Empirical Modelling (EM) is a new approach for software system development (SSD) that is particularly suitable for ill-defined, open systems. By regarding a software system as a computer model, EM aims to acquire and construct the knowledge associated with the intended system by situated modelling in which the modeller interacts with the computer model through continuous observations and experiments in an open-ended manner. In this way, a software system can be constructed that takes account of its context and is adaptable to the rapidly changing environment in which the system is developed and used.

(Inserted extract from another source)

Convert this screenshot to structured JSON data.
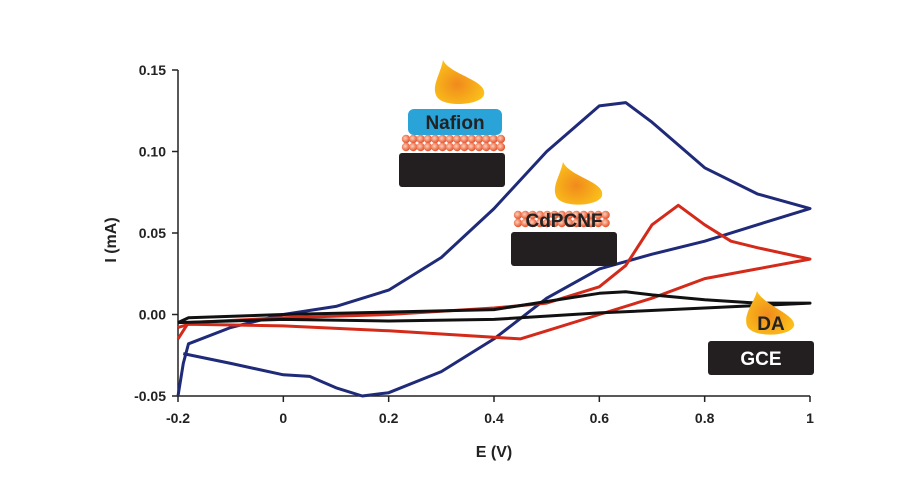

This thesis develops principles and tools for distributed Empirical Modelling (DEM). It proposes a framework for DEM by drawing on two crucial theories in social science: distributed cognition and ethnomethodology. This framework integrates cognitive and social processes, allowing multiple modellers to work collaboratively to explore, expand, experience and communicate their knowledge through interaction with their networked computer models. The concept of pretend play is proposed, whereby modellers as internal observers can interact with each other by acting in the role of agents within the intended system in order to shape the agency of such agents.
The author has developed a tool called
support the proposed DEM framework. Technical issues arising from the
dtkeden and case-studies in its use are
discussed. The popular star-type logical configuration network and
the client/server communication technique are exploited to construct
the network environment of the tool. A protocol has been devised and
embedded into their communication mechanism to achieve synchronisation
of computer models. Four interaction modes have been implemented into
dtkeden to provide modellers with different forms of
interpersonal interaction. In addition, using a virtual agent concept
that was initially devised to allow definitions of different contexts
to co-exist in a computer model, a definitive script can be interpreted
as a generic observable that can serve as a reusable definitive
pattern. Like experience in everyday life, this definitive pattern
can be reused by particularising and adapting it to a specific
context. A comparison between generic observables and abstract data
types for reuse is given.
The application of the framework for DEM to requirements engineering is proposed. The requirements engineering process (REP) - currently poorly understood - is reviewed. To integrate requirements engineering with SSD, this thesis suggests reengineering the REP by taking the context into account. On the basis of DEM, a framework (called SPORE) for the REP is established to guide the process of cultivating requirements in a situated manner. Examples of the use of this framework are presented, and comparisons with other approaches to RE are made.